3.3 Predicted conformational transition
Recently, del Alamo and others demonstrated that the AlphaFold2 algorithm can be exploited to sample different conformations of membrane transporters by subsampling the MSA (del Alamo et al., 2022). In this regard, we used the recent ColabFold implementation AlphaFold2_advanced, to sample the conformational space of four representative human ZIP proteins (one for each subgroup).
For each of the hZIP modeled, the PCA analysis was applied to identify the two outermost conformations: the first one representing the inward-facing state and the second one representing the outward-facing state (Figure 2 and Supplementary Figures S2, S3).
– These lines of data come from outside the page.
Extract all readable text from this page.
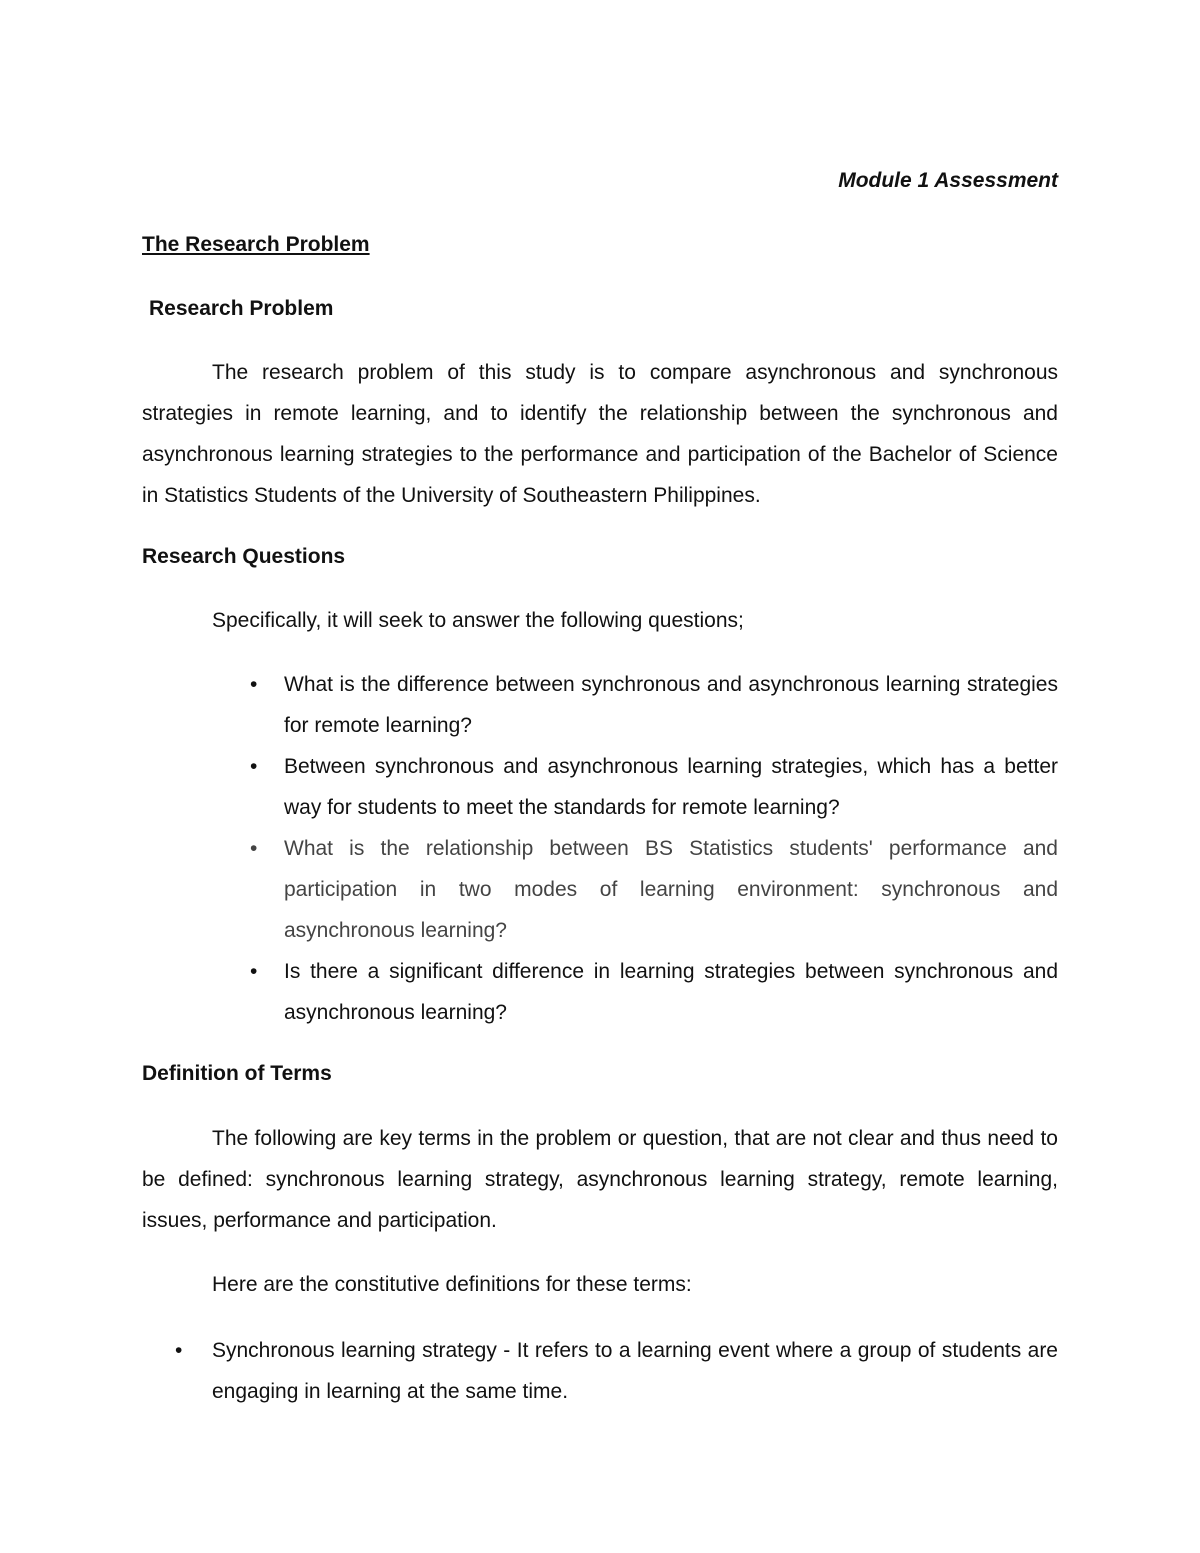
Module 1 Assessment
The Research Problem
Research Problem

The research problem of this study is to compare asynchronous and synchronous strategies in remote learning, and to identify the relationship between the synchronous and asynchronous learning strategies to the performance and participation of the Bachelor of Science in Statistics Students of the University of Southeastern Philippines.

Research Questions
Specifically, it will seek to answer the following questions;
• What is the difference between synchronous and asynchronous learning strategies for remote learning?
• Between synchronous and asynchronous learning strategies, which has a better way for students to meet the standards for remote learning?
• What is the relationship between BS Statistics students' performance and participation in two modes of learning environment: synchronous and asynchronous learning?
• Is there a significant difference in learning strategies between synchronous and asynchronous learning?
Definition of Terms

The following are key terms in the problem or question, that are not clear and thus need to be defined: synchronous learning strategy, asynchronous learning strategy, remote learning, issues, performance and participation.

Here are the constitutive definitions for these terms:
• Synchronous learning strategy - It refers to a learning event where a group of students are engaging in learning at the same time.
FIGURE 2. hZIP4 conformational transition. (A) Schematic representation of the transition between the inward- (gray) and outward- (red) facing conformations of hZIP4. The M2 and M1 binding sites are marked with black labels and two orange circles, in order two better show the relative position (7 Å apart) of the bimetal cluster in each conformational state. (B) Superimposition of the two hZIP4 conformations.
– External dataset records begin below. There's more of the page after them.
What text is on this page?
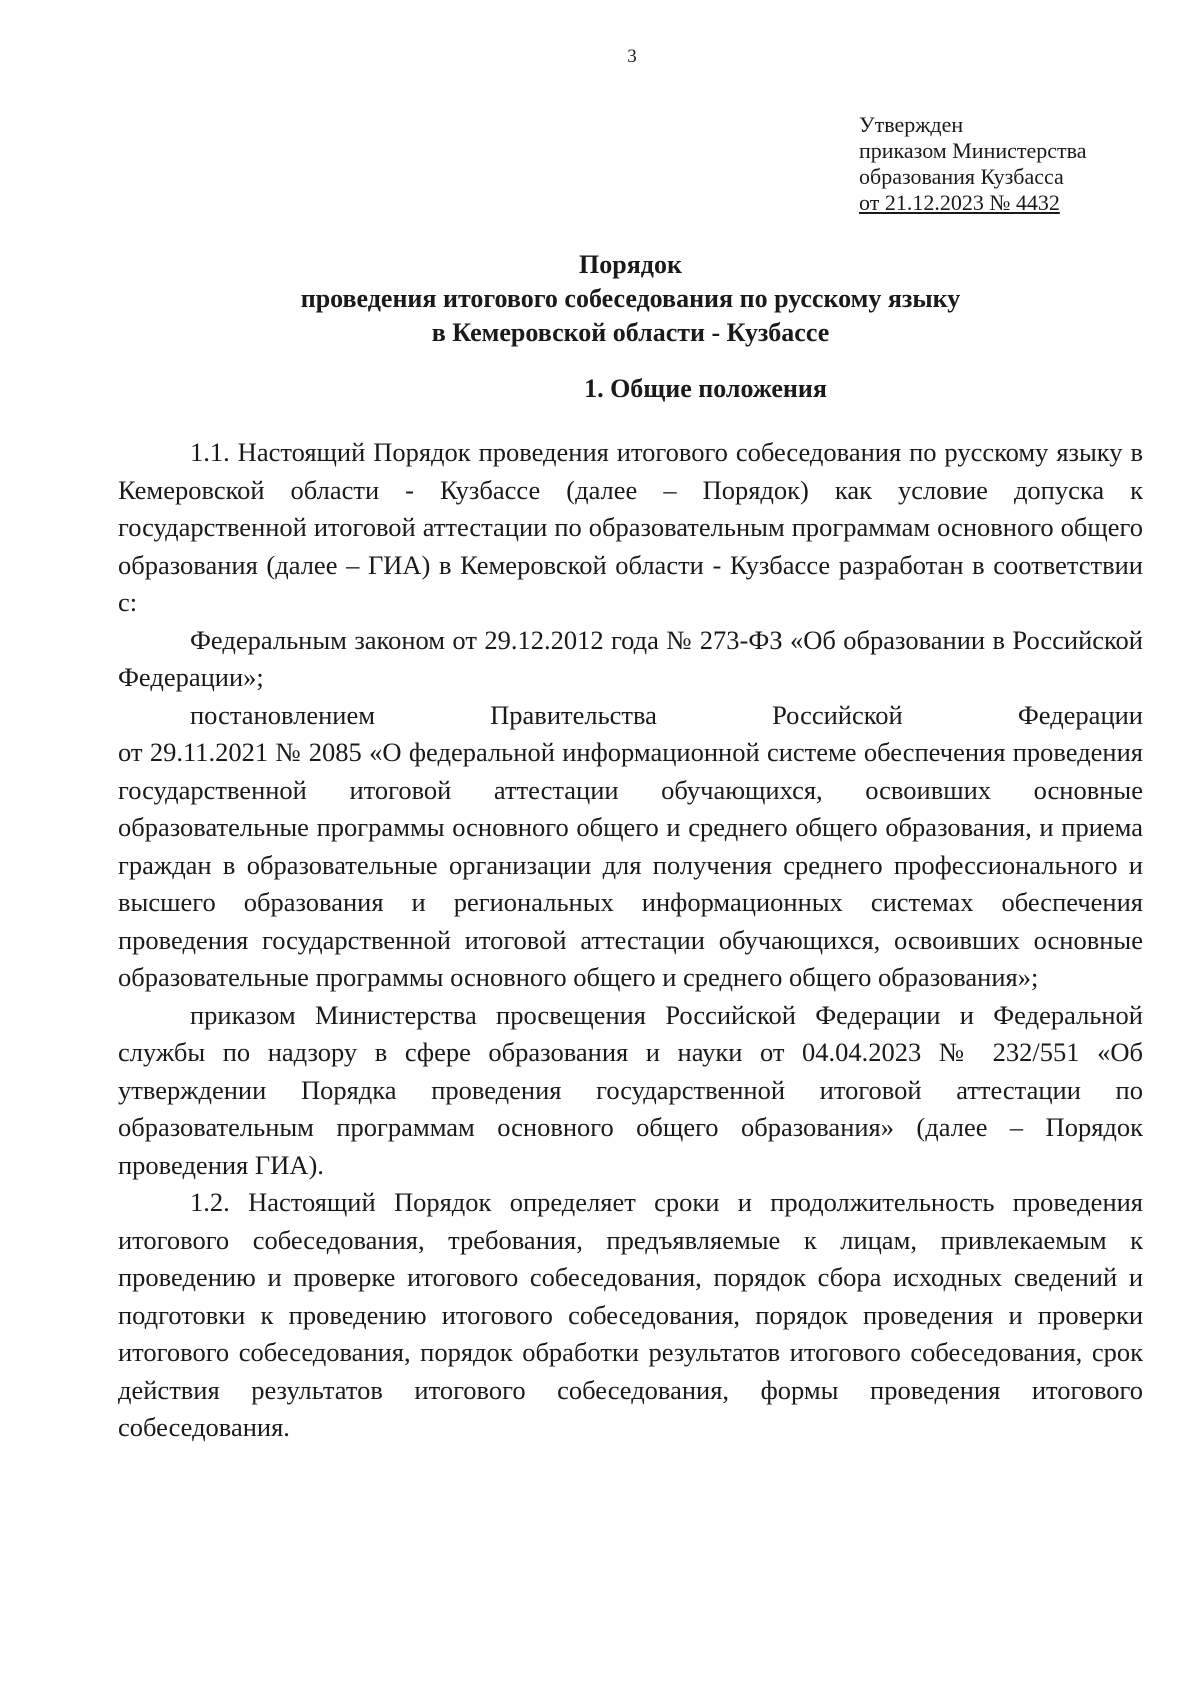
3
Утвержден
приказом Министерства
образования Кузбасса
от 21.12.2023 № 4432
Порядок
проведения итогового собеседования по русскому языку
в Кемеровской области - Кузбассе
1. Общие положения

1.1. Настоящий Порядок проведения итогового собеседования по русскому языку в Кемеровской области - Кузбассе (далее – Порядок) как условие допуска к государственной итоговой аттестации по образовательным программам основного общего образования (далее – ГИА) в Кемеровской области - Кузбассе разработан в соответствии с:

Федеральным законом от 29.12.2012 года № 273-ФЗ «Об образовании в Российской Федерации»;

постановлением Правительства Российской Федерации

от 29.11.2021 № 2085 «О федеральной информационной системе обеспечения проведения государственной итоговой аттестации обучающихся, освоивших основные образовательные программы основного общего и среднего общего образования, и приема граждан в образовательные организации для получения среднего профессионального и высшего образования и региональных информационных системах обеспечения проведения государственной итоговой аттестации обучающихся, освоивших основные образовательные программы основного общего и среднего общего образования»;

приказом Министерства просвещения Российской Федерации и Федеральной службы по надзору в сфере образования и науки от 04.04.2023 № 232/551 «Об утверждении Порядка проведения государственной итоговой аттестации по образовательным программам основного общего образования» (далее – Порядок проведения ГИА).

1.2. Настоящий Порядок определяет сроки и продолжительность проведения итогового собеседования, требования, предъявляемые к лицам, привлекаемым к проведению и проверке итогового собеседования, порядок сбора исходных сведений и подготовки к проведению итогового собеседования, порядок проведения и проверки итогового собеседования, порядок обработки результатов итогового собеседования, срок действия результатов итогового собеседования, формы проведения итогового собеседования.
The morphing procedure, applied between the two conformations, suggests an elevator-type mechanism of transport (see Supplementary Video S1). Indeed, during the predicted conformational transition, the protein appears to be clearly divided into two domains, which is the one that mostly contributes to the conformational transition, and. The present results indicate that the two conformations are characterized by a relative movement of one protein domain (the N-terminal domain composed of TM1, TM4, TM5, and TM6) with respect to the other (the C-terminal domain, composed of TM2, TM3, TM7, and TM8) along an axis perpendicular to the membrane plane, leading to a corresponding movement of the metal binding sites. For instance in hZIP4 the conformational change induces a displacement of the M1 and M2 binding sites of approximately 7 Å across the lipid bilayer (Figure 2). In this case, TM1, TM4, TM5, and TM6 would act as the transport domain, while TM2, TM3, TM7, and TM8 as the scaffold domain. The above described conformational transition perfectly fits the definition of elevator-type transport mechanism (Garaeva and Slotboom, 2020).
3.4 Extracellular gating
In the crystallographic structure of BbZIP (PDB ID: 5TSA; Zhang et al., 2017) the transporter is captured in an inward-facing conformation, in which metal ion entry is prevented by a series of hydrophobic residues: a methionine (M99) and an alanine (A102) on TM2, a leucine (L200) and an isoleucine (I204) on TM5, and a methionine (M269) on TM7 (Zhang et al., 2017; Zhang et al., 2020b). From the MSA is evident that these residues are conserved as hydrophobic ones in subfamilies I, II, and GufA, while are substituted with charged or polar amino acids in the subfamily LIV-1 (see Supplementary Materials Fig. 4 and Table 2).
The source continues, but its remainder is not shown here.